Deutschlands Energiesystem befindet sich in einem tiefgreifenden Wandel – schneller, als die bestehenden Kraftwerksreserven Schritt halten können. Während die Bundesregierung Milliarden in den Bau neuer, mit Wasserstoff (H2) betriebener Gaskraftwerke investiert, stellt sich die Frage: Ist das wirklich der klügste und kosteneffizienteste Weg, die langfristige Stromversorgung zu sichern?

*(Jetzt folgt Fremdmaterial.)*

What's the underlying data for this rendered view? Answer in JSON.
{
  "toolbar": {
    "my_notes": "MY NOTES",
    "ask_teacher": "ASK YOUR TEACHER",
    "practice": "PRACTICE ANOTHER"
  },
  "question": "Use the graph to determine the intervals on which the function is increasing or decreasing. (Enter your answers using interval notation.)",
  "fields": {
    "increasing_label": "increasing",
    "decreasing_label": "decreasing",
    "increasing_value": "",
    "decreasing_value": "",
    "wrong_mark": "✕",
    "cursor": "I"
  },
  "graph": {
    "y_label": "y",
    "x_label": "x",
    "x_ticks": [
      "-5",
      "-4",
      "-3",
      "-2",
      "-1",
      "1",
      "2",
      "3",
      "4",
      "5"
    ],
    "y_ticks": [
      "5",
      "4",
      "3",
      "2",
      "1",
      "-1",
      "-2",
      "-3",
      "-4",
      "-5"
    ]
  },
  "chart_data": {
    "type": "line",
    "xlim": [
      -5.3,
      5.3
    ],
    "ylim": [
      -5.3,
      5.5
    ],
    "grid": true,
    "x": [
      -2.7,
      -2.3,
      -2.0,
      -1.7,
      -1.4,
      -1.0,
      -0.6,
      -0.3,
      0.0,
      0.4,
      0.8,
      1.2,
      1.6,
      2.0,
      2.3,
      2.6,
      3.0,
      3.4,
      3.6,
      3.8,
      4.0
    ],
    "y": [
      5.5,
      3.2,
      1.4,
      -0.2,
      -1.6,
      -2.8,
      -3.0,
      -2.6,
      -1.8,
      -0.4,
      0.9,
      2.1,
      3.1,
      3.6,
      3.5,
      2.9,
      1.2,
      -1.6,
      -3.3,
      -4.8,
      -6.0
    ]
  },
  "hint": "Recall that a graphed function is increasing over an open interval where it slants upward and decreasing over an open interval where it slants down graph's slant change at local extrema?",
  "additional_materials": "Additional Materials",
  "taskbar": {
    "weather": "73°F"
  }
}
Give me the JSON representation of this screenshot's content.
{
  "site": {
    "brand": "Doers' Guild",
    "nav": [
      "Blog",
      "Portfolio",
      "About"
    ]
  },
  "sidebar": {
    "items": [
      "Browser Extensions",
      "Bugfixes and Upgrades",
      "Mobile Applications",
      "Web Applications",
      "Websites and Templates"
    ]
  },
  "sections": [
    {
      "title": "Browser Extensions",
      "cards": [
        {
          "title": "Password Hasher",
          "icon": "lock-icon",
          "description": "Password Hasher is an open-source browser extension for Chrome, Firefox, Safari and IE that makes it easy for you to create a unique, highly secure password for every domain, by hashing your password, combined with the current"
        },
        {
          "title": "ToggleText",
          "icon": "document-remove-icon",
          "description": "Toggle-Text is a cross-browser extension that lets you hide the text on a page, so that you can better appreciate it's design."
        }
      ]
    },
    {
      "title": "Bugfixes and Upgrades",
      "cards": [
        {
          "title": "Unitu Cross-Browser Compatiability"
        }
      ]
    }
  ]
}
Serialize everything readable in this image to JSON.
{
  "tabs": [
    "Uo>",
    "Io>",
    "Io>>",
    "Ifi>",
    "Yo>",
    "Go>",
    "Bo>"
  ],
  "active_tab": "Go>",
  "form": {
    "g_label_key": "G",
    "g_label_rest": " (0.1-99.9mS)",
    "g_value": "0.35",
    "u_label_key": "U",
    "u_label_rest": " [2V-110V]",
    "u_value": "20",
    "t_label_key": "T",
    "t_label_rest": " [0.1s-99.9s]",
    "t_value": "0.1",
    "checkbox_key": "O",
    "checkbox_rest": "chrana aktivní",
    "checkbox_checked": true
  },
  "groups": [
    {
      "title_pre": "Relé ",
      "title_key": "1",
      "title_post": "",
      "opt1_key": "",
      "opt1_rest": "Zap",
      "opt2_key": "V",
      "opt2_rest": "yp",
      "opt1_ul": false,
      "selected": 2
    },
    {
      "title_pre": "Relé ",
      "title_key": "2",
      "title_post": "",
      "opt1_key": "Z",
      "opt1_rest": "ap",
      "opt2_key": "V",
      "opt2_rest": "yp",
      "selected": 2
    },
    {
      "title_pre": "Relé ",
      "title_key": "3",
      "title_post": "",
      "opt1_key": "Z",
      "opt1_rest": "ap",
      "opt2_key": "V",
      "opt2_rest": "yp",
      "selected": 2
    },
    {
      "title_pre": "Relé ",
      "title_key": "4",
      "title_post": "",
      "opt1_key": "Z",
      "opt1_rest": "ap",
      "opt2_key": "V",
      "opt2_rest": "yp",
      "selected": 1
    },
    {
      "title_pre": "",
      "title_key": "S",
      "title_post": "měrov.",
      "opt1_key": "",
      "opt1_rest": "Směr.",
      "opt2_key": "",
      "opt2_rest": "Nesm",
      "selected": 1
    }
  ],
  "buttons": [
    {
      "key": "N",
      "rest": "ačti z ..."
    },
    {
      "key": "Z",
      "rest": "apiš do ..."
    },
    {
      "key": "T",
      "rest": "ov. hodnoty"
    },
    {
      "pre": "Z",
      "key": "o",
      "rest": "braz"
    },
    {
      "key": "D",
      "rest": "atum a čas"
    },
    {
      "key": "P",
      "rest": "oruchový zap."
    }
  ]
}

Eine mögliche Alternative bestünde darin, bestehende Kohlekraftwerke als Reservekraftwerke vorzuhalten, den Ausbau von Batteriespeichern massiv zu beschleunigen und den Stromverbrauch durch mehr Flexibilität auf der Nachfrageseite zu steuern. So ließen sich Erdgasimporte reduzieren, Stromkosten senken sowie Versorgungssicherheit und Klimaschutz besser miteinander vereinbaren.

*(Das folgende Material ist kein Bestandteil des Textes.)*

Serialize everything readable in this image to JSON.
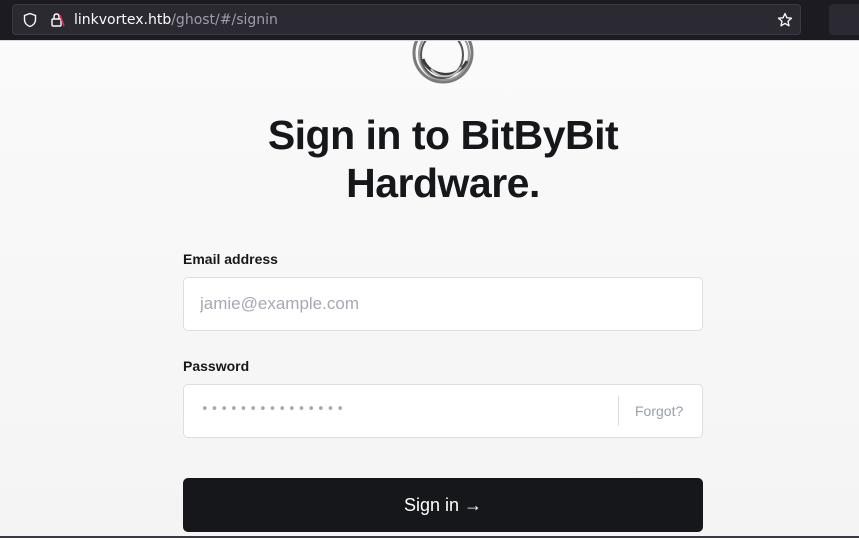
{
  "browser": {
    "url_host": "linkvortex.htb",
    "url_path": "/ghost/#/signin",
    "icons": [
      "shield-icon",
      "lock-icon",
      "star-icon"
    ]
  },
  "page": {
    "heading": "Sign in to BitByBit Hardware.",
    "email_label": "Email address",
    "email_placeholder": "jamie@example.com",
    "password_label": "Password",
    "password_value": "•••••••••••••••",
    "forgot_label": "Forgot?",
    "signin_label": "Sign in →"
  },
  "colors": {
    "accent": "#15171a",
    "background": "#f4f4f4",
    "browser_chrome": "#1c1b22"
  }
}
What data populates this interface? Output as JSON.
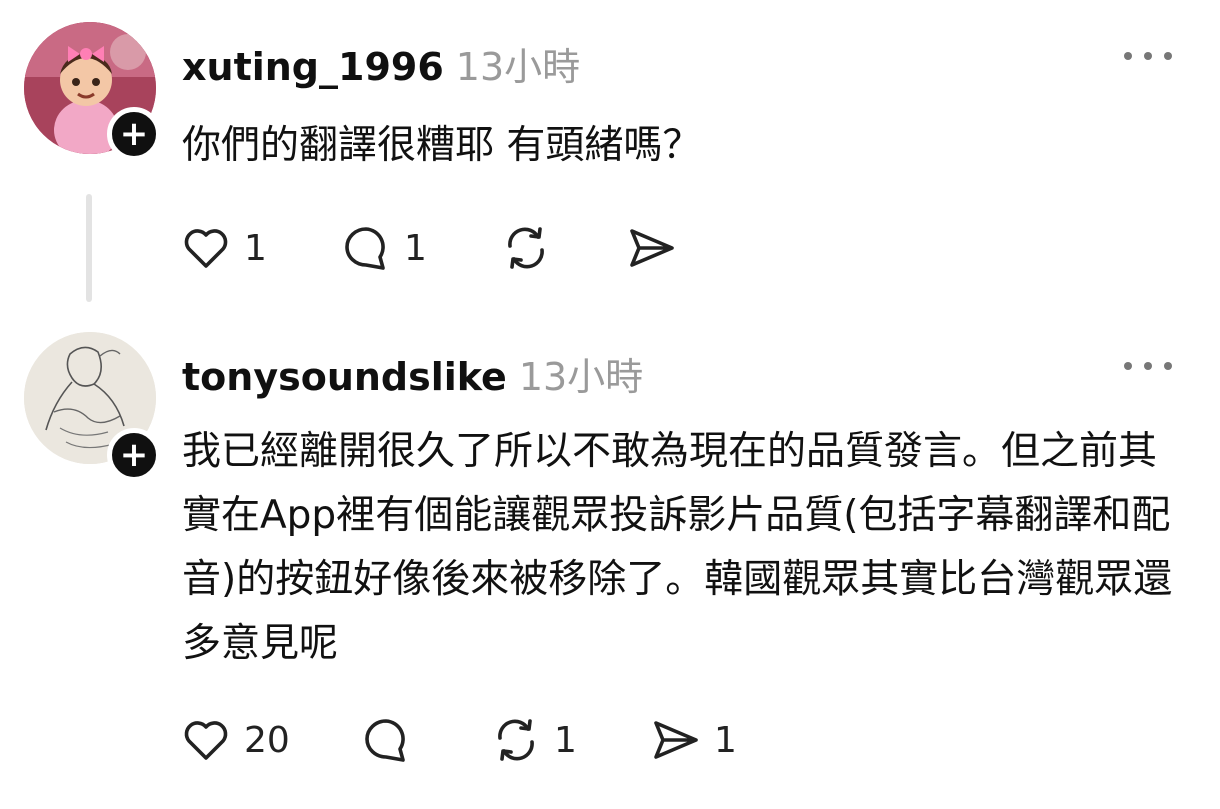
{
  "posts": [
    {
      "username": "xuting_1996",
      "time": "13小時",
      "text": "你們的翻譯很糟耶 有頭緒嗎？",
      "likes": "1",
      "replies": "1",
      "reposts": "",
      "shares": ""
    },
    {
      "username": "tonysoundslike",
      "time": "13小時",
      "text": "我已經離開很久了所以不敢為現在的品質發言。但之前其實在App裡有個能讓觀眾投訴影片品質(包括字幕翻譯和配音)的按鈕好像後來被移除了。韓國觀眾其實比台灣觀眾還多意見呢",
      "likes": "20",
      "replies": "",
      "reposts": "1",
      "shares": "1"
    }
  ],
  "icons": {
    "like": "heart-icon",
    "reply": "comment-bubble-icon",
    "repost": "repost-icon",
    "share": "send-icon",
    "more": "more-dots-icon",
    "follow": "plus-icon"
  }
}
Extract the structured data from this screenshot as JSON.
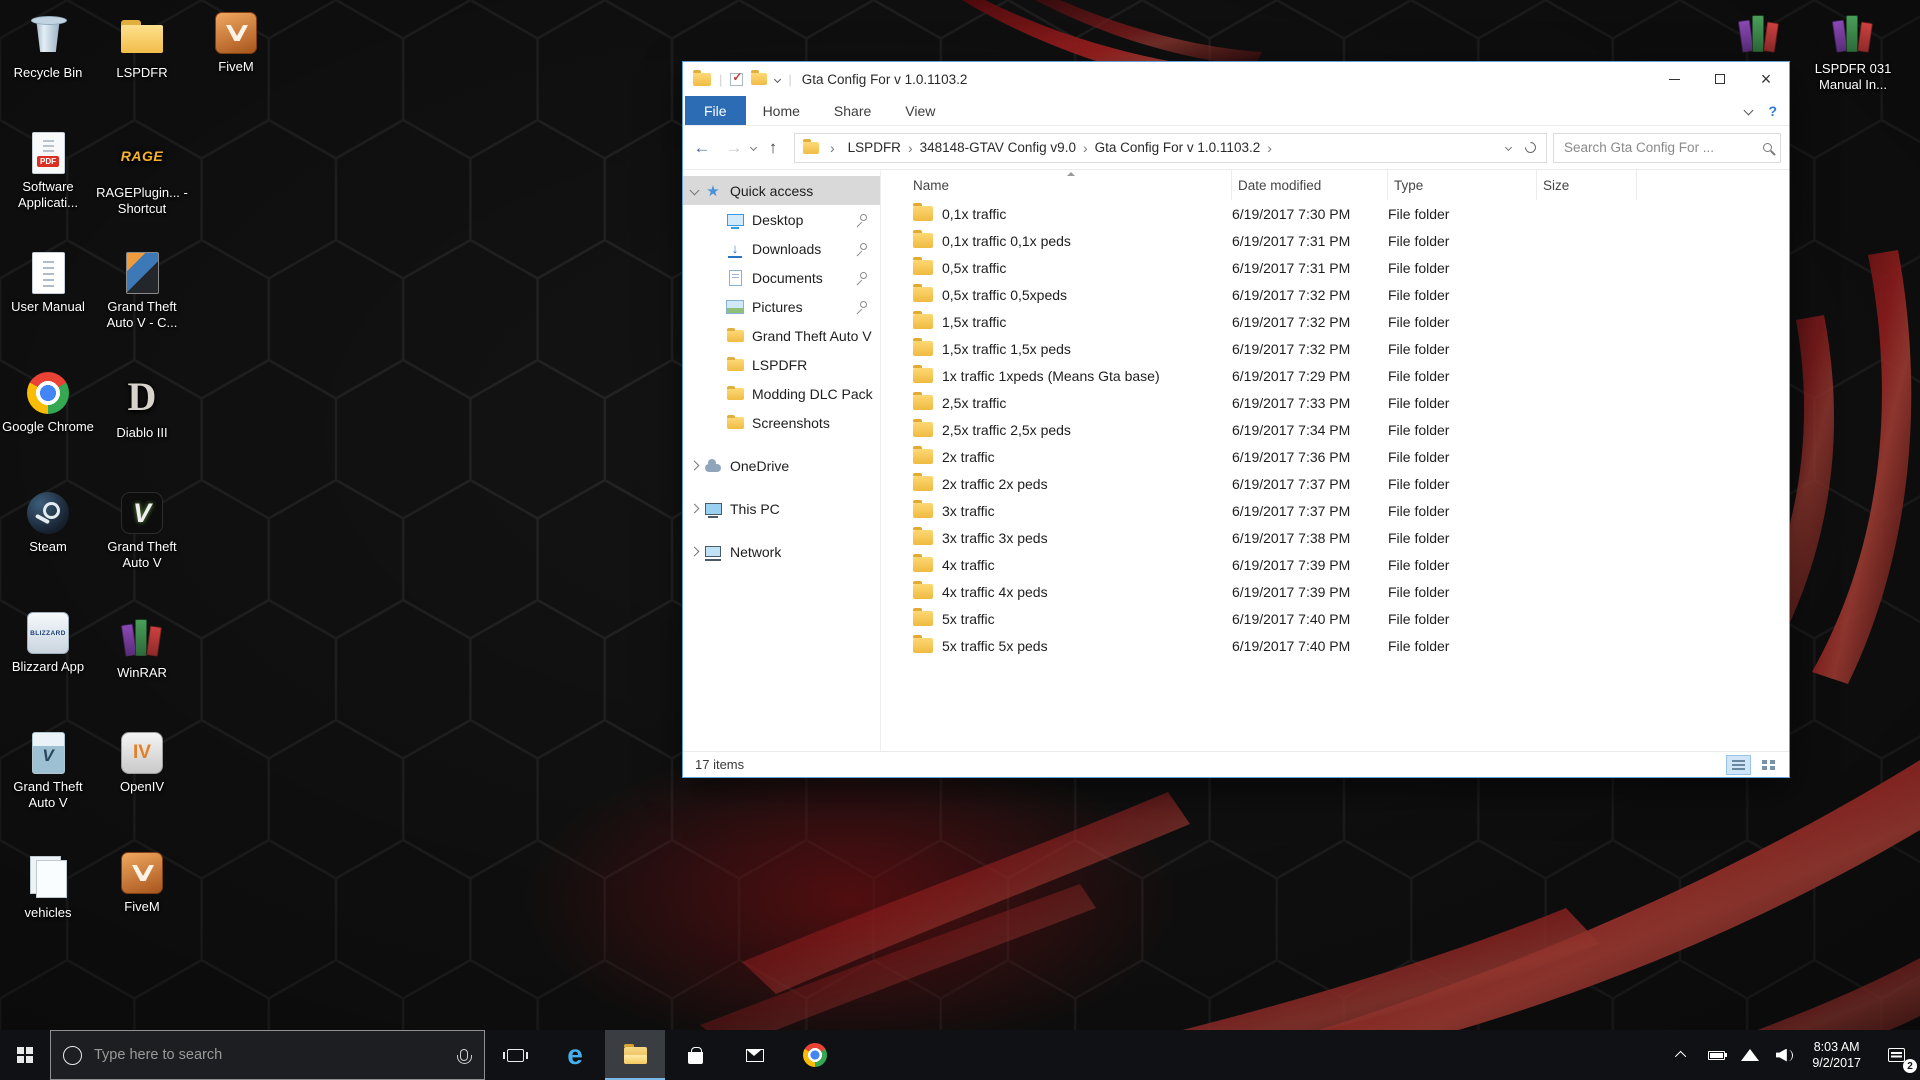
{
  "colors": {
    "accent_blue": "#2b6cb5",
    "folder_yellow": "#f1bd4a",
    "taskbar_black": "#101114",
    "wallpaper_red": "#c41e24",
    "window_border": "#63a2d8"
  },
  "desktop": {
    "icons": [
      {
        "name": "recycle-bin",
        "label": "Recycle Bin",
        "icon": "recycle",
        "col": 0,
        "row": 0
      },
      {
        "name": "software-application",
        "label": "Software Applicati...",
        "icon": "pdf",
        "col": 0,
        "row": 1
      },
      {
        "name": "user-manual",
        "label": "User Manual",
        "icon": "doc",
        "col": 0,
        "row": 2
      },
      {
        "name": "google-chrome",
        "label": "Google Chrome",
        "icon": "chrome",
        "col": 0,
        "row": 3
      },
      {
        "name": "steam",
        "label": "Steam",
        "icon": "steam",
        "col": 0,
        "row": 4
      },
      {
        "name": "blizzard-app",
        "label": "Blizzard App",
        "icon": "blizzard",
        "col": 0,
        "row": 5
      },
      {
        "name": "grand-theft-auto-v-box",
        "label": "Grand Theft Auto V",
        "icon": "box",
        "col": 0,
        "row": 6
      },
      {
        "name": "vehicles",
        "label": "vehicles",
        "icon": "stack",
        "col": 0,
        "row": 7
      },
      {
        "name": "lspdfr-folder",
        "label": "LSPDFR",
        "icon": "folder",
        "col": 1,
        "row": 0
      },
      {
        "name": "rageplugin-shortcut",
        "label": "RAGEPlugin... - Shortcut",
        "icon": "rage",
        "col": 1,
        "row": 1
      },
      {
        "name": "grand-theft-auto-v-c",
        "label": "Grand Theft Auto V - C...",
        "icon": "gtapage",
        "col": 1,
        "row": 2
      },
      {
        "name": "diablo-iii",
        "label": "Diablo III",
        "icon": "diablo",
        "col": 1,
        "row": 3
      },
      {
        "name": "grand-theft-auto-v",
        "label": "Grand Theft Auto V",
        "icon": "gtav",
        "col": 1,
        "row": 4
      },
      {
        "name": "winrar",
        "label": "WinRAR",
        "icon": "books",
        "col": 1,
        "row": 5
      },
      {
        "name": "openiv",
        "label": "OpenIV",
        "icon": "openiv",
        "col": 1,
        "row": 6
      },
      {
        "name": "fivem-2",
        "label": "FiveM",
        "icon": "fivem",
        "col": 1,
        "row": 7
      },
      {
        "name": "fivem",
        "label": "FiveM",
        "icon": "fivem",
        "col": 2,
        "row": 0
      }
    ],
    "topright": [
      {
        "name": "rar-archive",
        "label": "",
        "icon": "books"
      },
      {
        "name": "lspdfr-031-manual",
        "label": "LSPDFR 031 Manual In...",
        "icon": "books"
      }
    ]
  },
  "explorer": {
    "title": "Gta Config For v 1.0.1103.2",
    "menu_tabs": [
      "File",
      "Home",
      "Share",
      "View"
    ],
    "breadcrumb": [
      "LSPDFR",
      "348148-GTAV Config v9.0",
      "Gta Config For v 1.0.1103.2"
    ],
    "search_placeholder": "Search Gta Config For ...",
    "columns": [
      "Name",
      "Date modified",
      "Type",
      "Size"
    ],
    "sidebar": [
      {
        "label": "Quick access",
        "icon": "star",
        "level": 0,
        "chevron": "down",
        "selected": true
      },
      {
        "label": "Desktop",
        "icon": "desktop",
        "level": 1,
        "pin": true
      },
      {
        "label": "Downloads",
        "icon": "downloads",
        "level": 1,
        "pin": true
      },
      {
        "label": "Documents",
        "icon": "documents",
        "level": 1,
        "pin": true
      },
      {
        "label": "Pictures",
        "icon": "pictures",
        "level": 1,
        "pin": true
      },
      {
        "label": "Grand Theft Auto V",
        "icon": "folder",
        "level": 1
      },
      {
        "label": "LSPDFR",
        "icon": "folder",
        "level": 1
      },
      {
        "label": "Modding DLC Pack",
        "icon": "folder",
        "level": 1
      },
      {
        "label": "Screenshots",
        "icon": "folder",
        "level": 1
      },
      {
        "label": "OneDrive",
        "icon": "cloud",
        "level": 0,
        "chevron": "right",
        "gap": true
      },
      {
        "label": "This PC",
        "icon": "pc",
        "level": 0,
        "chevron": "right",
        "gap": true
      },
      {
        "label": "Network",
        "icon": "network",
        "level": 0,
        "chevron": "right",
        "gap": true
      }
    ],
    "files": [
      {
        "name": "0,1x traffic",
        "date": "6/19/2017 7:30 PM",
        "type": "File folder",
        "size": ""
      },
      {
        "name": "0,1x traffic 0,1x peds",
        "date": "6/19/2017 7:31 PM",
        "type": "File folder",
        "size": ""
      },
      {
        "name": "0,5x traffic",
        "date": "6/19/2017 7:31 PM",
        "type": "File folder",
        "size": ""
      },
      {
        "name": "0,5x traffic 0,5xpeds",
        "date": "6/19/2017 7:32 PM",
        "type": "File folder",
        "size": ""
      },
      {
        "name": "1,5x traffic",
        "date": "6/19/2017 7:32 PM",
        "type": "File folder",
        "size": ""
      },
      {
        "name": "1,5x traffic 1,5x peds",
        "date": "6/19/2017 7:32 PM",
        "type": "File folder",
        "size": ""
      },
      {
        "name": "1x traffic 1xpeds (Means Gta base)",
        "date": "6/19/2017 7:29 PM",
        "type": "File folder",
        "size": ""
      },
      {
        "name": "2,5x traffic",
        "date": "6/19/2017 7:33 PM",
        "type": "File folder",
        "size": ""
      },
      {
        "name": "2,5x traffic 2,5x peds",
        "date": "6/19/2017 7:34 PM",
        "type": "File folder",
        "size": ""
      },
      {
        "name": "2x traffic",
        "date": "6/19/2017 7:36 PM",
        "type": "File folder",
        "size": ""
      },
      {
        "name": "2x traffic 2x peds",
        "date": "6/19/2017 7:37 PM",
        "type": "File folder",
        "size": ""
      },
      {
        "name": "3x traffic",
        "date": "6/19/2017 7:37 PM",
        "type": "File folder",
        "size": ""
      },
      {
        "name": "3x traffic 3x peds",
        "date": "6/19/2017 7:38 PM",
        "type": "File folder",
        "size": ""
      },
      {
        "name": "4x traffic",
        "date": "6/19/2017 7:39 PM",
        "type": "File folder",
        "size": ""
      },
      {
        "name": "4x traffic 4x peds",
        "date": "6/19/2017 7:39 PM",
        "type": "File folder",
        "size": ""
      },
      {
        "name": "5x traffic",
        "date": "6/19/2017 7:40 PM",
        "type": "File folder",
        "size": ""
      },
      {
        "name": "5x traffic 5x peds",
        "date": "6/19/2017 7:40 PM",
        "type": "File folder",
        "size": ""
      }
    ],
    "status": "17 items"
  },
  "taskbar": {
    "search_placeholder": "Type here to search",
    "clock": {
      "time": "8:03 AM",
      "date": "9/2/2017"
    },
    "action_badge": "2"
  }
}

Erst Erdgas, dann Wasserstoff
Das Bundesministerium für Wirtschaft und Energie (BMWE) hat mit der sogenannten Kraftwerksstrategie einen klaren Plan: Es sollen rund 12,5 Gigawatt H2-ready Kraftwerksleistung sowie 500 Megawatt Langzeitspeicher ausgeschrieben werden. Ziel ist es, in Zeiten mit wenig Wind und Sonne genug gesicherte Leistung bereitzuhalten. Zunächst werden diese Kraftwerke allerdings mit Erdgas betrieben.

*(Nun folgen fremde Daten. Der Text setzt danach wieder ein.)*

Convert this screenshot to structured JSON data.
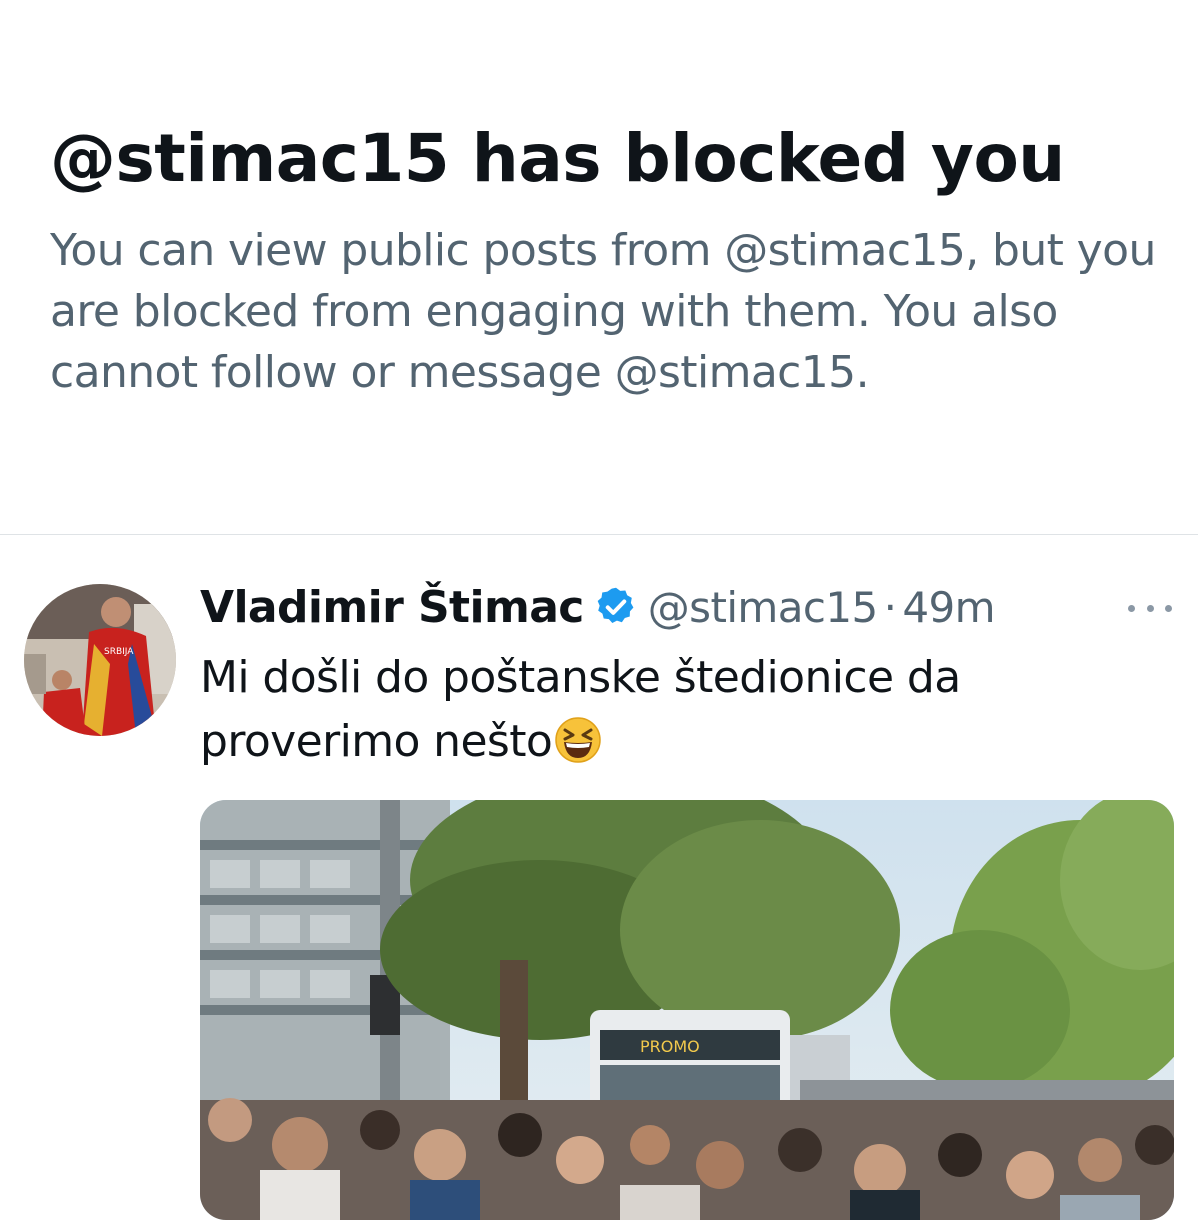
{
  "blocked_notice": {
    "title": "@stimac15 has blocked you",
    "description": "You can view public posts from @stimac15, but you are blocked from engaging with them. You also cannot follow or message @stimac15."
  },
  "post": {
    "author_name": "Vladimir Štimac",
    "handle": "@stimac15",
    "separator": "·",
    "time": "49m",
    "text": "Mi došli do poštanske štedionice da proverimo nešto",
    "emoji": "grinning-squinting-face-icon",
    "avatar_jersey_text": "SRBIJA",
    "media_bus_sign": "PROMO"
  },
  "colors": {
    "text_primary": "#0f1419",
    "text_secondary": "#536471",
    "verified_blue": "#1d9bf0",
    "divider": "#dfe3e6"
  }
}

Ein neues Kraftwerkssicherheitsgesetz (KWSG) soll zudem einen Kapazitätsmechanismus einführen, der die Bereitstellung dieser Anlagen finanziell absichert.
Doch große Gaskraftwerke brauchen Zeit: Vom Planungsstart bis zur Inbetriebnahme vergehen in der Regel bis zu sechs Jahre. Gleichzeitig verpflichtet das Bundes-Klimaschutzgesetz (KSG) Deutschland, bis 2045 treibhausgasneutral zu werden. Neue fossile Infrastrukturen müssen also spätestens dann entweder auf grünen Wasserstoff umgestellt oder stillgelegt werden.
Finanziert werden Bau und Betrieb dieser selten genutzten Kraftwerke über Steuergelder und Netzentgelte – und das bedeutet: Haushalte am Ende die Rechnung, zum Beispiel über steigende Umlagen und Strompreise.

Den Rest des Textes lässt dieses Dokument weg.